What actually happens to my vision: Distractions set in, or fear hops on board, or reality comes calling. Reality isn't such a bad addition to vision…if it really is reality. When I was younger, I thought about all sorts of career choices: most of them had to do with fame and fortune. I realized I could not sing so becoming a singer was a good vision to cast aside. That's what I thought this morning, until I recalled that there are many singers who can not sing, yet they are making a living by singing. Which makes me wonder if maybe some deficits can be overcome by sheer tenacity, perseverance, and practice. Nonetheless, if I vomit at the sight of bodily fluids, being in the medical profession is probably not a good vision.

What people actually see of my vision is not much when distractions keep leading me astray. Visions have to be accompanied by determination and the means to carry out that determination. Dallas Willard writes extensively of this model VIM (vision, intention, means) in his book Renovation of the Heart.

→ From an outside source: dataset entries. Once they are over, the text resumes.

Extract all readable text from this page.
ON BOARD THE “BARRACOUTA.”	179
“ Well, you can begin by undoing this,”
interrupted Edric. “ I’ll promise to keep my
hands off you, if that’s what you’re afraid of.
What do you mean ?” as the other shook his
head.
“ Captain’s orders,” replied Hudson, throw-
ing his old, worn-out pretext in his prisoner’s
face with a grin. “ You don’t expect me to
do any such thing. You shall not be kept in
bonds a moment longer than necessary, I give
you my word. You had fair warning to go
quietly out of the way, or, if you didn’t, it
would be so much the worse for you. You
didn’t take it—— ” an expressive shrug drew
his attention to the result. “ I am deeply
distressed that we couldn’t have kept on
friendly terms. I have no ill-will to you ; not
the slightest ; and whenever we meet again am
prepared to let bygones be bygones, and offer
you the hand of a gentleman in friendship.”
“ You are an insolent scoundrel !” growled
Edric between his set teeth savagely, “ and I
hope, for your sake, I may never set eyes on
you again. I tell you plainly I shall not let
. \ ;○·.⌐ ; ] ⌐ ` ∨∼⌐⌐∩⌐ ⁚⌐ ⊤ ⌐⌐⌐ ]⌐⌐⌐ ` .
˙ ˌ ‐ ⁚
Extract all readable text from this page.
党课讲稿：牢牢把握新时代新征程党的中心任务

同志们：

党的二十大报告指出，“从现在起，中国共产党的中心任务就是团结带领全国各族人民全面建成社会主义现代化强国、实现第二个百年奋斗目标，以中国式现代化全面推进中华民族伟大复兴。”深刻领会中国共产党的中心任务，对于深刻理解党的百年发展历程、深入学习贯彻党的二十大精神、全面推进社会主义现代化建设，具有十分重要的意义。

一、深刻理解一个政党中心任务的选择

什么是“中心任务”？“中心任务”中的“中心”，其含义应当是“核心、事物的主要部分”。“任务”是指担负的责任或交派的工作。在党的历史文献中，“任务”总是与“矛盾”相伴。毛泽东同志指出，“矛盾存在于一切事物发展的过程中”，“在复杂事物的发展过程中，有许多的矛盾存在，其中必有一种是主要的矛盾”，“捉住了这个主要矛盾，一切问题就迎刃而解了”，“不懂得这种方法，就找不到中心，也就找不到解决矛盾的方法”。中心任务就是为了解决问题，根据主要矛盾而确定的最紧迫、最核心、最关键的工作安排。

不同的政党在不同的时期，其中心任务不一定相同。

When fear tries to destroy my vision, I need to go back to the original, check to see if it was a good vision in the first place, and if it was good, to remember who is for me -- God. I still need to get out of bed. Seriously, I am not interested in being God's robot or zombie. He's not interested in making me one either.

As I start the new year, I am putting some vim,  energy and enthusiasm for vision, intention, and means into my days. Not to be confused by VIM -- vendor independent messaging…whatever that means to computer knowledgeable people (my goodness, the things I learn…and get distracted by…when I look up material for this blog).  

Wednesday, January 01, 2014

Happy New Year on This 8th Day of Christmas

"To be able to look backward and say, 'This, this has been the finest year of my life' -- that is glorious! But anticipation! To be able to look ahead and say, 'The present year can and SHALL be better!' -- that is more glorious! 

"If we said such things about our achievements, we would be consummate egotists. But if we are speaking of God's kindness, and we speak truly, we are but grateful. And this is what I do witness. I have done nothing but open windows -- God has done all the rest. There have been few if any conspicuous achievements. There has been a succession of marvelous experiences of the friendship of God."